In 2001, the Supreme Court ruled 7-2 that Casey Martin could ride a golf cart on the PGA Tour, a decision that seemed to settle whether professional sports could exclude athletes with disabilities from reasonable accommodations. A quarter-century later, Martin is coaching the University of Oregon golf team from a motorized wheelchair, his right leg amputated below the knee, still embodying the uncomfortable truth his case exposed: winning in court and winning in life are different games entirely.

The Martin decision was supposed to be transformative. Justice John Paul Stevens, writing for the majority, held that the Americans with Disabilities Act applied even to elite professional competition, and that walking was not so fundamental to golf that allowing a cart would "fundamentally alter" the nature of the game. The PGA Tour had argued, absurdly in retrospect, that fatigue from walking was an essential competitive element. The Court disagreed.

The body keeps score

Martin was born with Klippel-Trénaunay-Weber syndrome, a circulatory disorder that slowly destroyed his right leg. When he sued the Tour in 1997, he was a promising professional who had played alongside Tiger Woods at Stanford. The legal victory allowed him to compete, but his leg continued to deteriorate. He never won on the PGA Tour. By 2006, he had largely stopped playing competitively. In 2021, doctors amputated the leg that had been the subject of Supreme Court argument.

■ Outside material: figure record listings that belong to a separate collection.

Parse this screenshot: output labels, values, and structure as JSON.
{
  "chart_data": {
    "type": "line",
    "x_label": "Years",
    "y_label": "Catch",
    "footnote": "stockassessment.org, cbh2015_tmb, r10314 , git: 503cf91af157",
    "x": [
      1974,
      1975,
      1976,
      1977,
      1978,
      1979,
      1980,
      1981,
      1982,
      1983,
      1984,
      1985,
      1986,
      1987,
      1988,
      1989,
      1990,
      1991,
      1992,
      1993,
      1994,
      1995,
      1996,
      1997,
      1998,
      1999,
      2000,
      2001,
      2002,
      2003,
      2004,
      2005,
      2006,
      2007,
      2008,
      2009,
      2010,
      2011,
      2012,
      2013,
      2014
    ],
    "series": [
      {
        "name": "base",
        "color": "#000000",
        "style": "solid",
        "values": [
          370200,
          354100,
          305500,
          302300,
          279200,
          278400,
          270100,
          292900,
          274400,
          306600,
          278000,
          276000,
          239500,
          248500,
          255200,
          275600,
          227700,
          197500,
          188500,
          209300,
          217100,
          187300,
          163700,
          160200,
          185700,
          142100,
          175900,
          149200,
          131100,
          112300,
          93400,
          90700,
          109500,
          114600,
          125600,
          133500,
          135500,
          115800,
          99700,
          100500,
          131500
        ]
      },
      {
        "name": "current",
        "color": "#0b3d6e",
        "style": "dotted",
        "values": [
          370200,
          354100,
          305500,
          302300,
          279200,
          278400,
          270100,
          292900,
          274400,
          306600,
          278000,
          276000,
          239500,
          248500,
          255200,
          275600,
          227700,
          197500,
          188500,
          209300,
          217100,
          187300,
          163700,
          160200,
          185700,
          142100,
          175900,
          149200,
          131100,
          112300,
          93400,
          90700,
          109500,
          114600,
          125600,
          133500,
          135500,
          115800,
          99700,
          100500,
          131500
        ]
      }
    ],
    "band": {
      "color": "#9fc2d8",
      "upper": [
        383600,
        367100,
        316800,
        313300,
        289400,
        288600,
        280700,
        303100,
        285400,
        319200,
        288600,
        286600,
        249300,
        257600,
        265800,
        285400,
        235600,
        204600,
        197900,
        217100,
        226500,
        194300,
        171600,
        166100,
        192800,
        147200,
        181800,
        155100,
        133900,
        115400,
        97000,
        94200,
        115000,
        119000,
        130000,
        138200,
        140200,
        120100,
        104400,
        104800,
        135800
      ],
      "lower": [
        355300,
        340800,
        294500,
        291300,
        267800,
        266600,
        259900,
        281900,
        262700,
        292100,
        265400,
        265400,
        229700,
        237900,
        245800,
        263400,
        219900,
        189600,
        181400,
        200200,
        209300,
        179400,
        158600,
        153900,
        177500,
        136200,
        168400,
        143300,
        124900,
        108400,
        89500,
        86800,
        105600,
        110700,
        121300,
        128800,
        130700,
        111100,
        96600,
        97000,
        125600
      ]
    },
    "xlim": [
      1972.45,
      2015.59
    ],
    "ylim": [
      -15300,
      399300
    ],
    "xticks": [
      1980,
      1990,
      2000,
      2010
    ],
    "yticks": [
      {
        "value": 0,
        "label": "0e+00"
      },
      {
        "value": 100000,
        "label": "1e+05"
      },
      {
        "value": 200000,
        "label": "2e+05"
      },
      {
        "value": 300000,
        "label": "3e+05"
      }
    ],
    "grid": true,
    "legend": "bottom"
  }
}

The trajectory is not a failure of the ADA or the Court's ruling—Martin got to compete, which was the point. But it illustrates how disability accommodation in professional sports remains largely theoretical. The Martin precedent has been cited sparingly. No flood of disabled athletes has entered elite competition demanding accommodations. The barriers are physical, financial, and cultural, and a favorable legal ruling addresses only one of them.

The coaching chapter

Martin took over Oregon's golf program in 2006 and has built it into a consistent contender, reaching the NCAA Championship match in 2016. His players describe a coach who understands struggle in ways that healthy former pros cannot. He navigates courses in his wheelchair, unable to demonstrate swings but able to read greens and competitors with unusual precision.

The job has given Martin a platform to remain visible in golf without requiring his body to cooperate. It has also kept him adjacent to the sport that once tried to exclude him, a daily reminder of both what he won and what his condition took.

Our take

Casey Martin's story is frequently invoked as a civil rights triumph, and it was. But triumphs have afterlives. The man who forced the most exclusive tour in golf to accommodate him now watches his players walk fairways he cannot. The legal principle endures; the body did not. That is not tragedy—Martin has built a meaningful career and remains influential in his sport. It is, however, a corrective to the American habit of treating Supreme Court victories as endings rather than beginnings. Martin is still fighting, still coaching, still showing up. The battles, as they say, continue.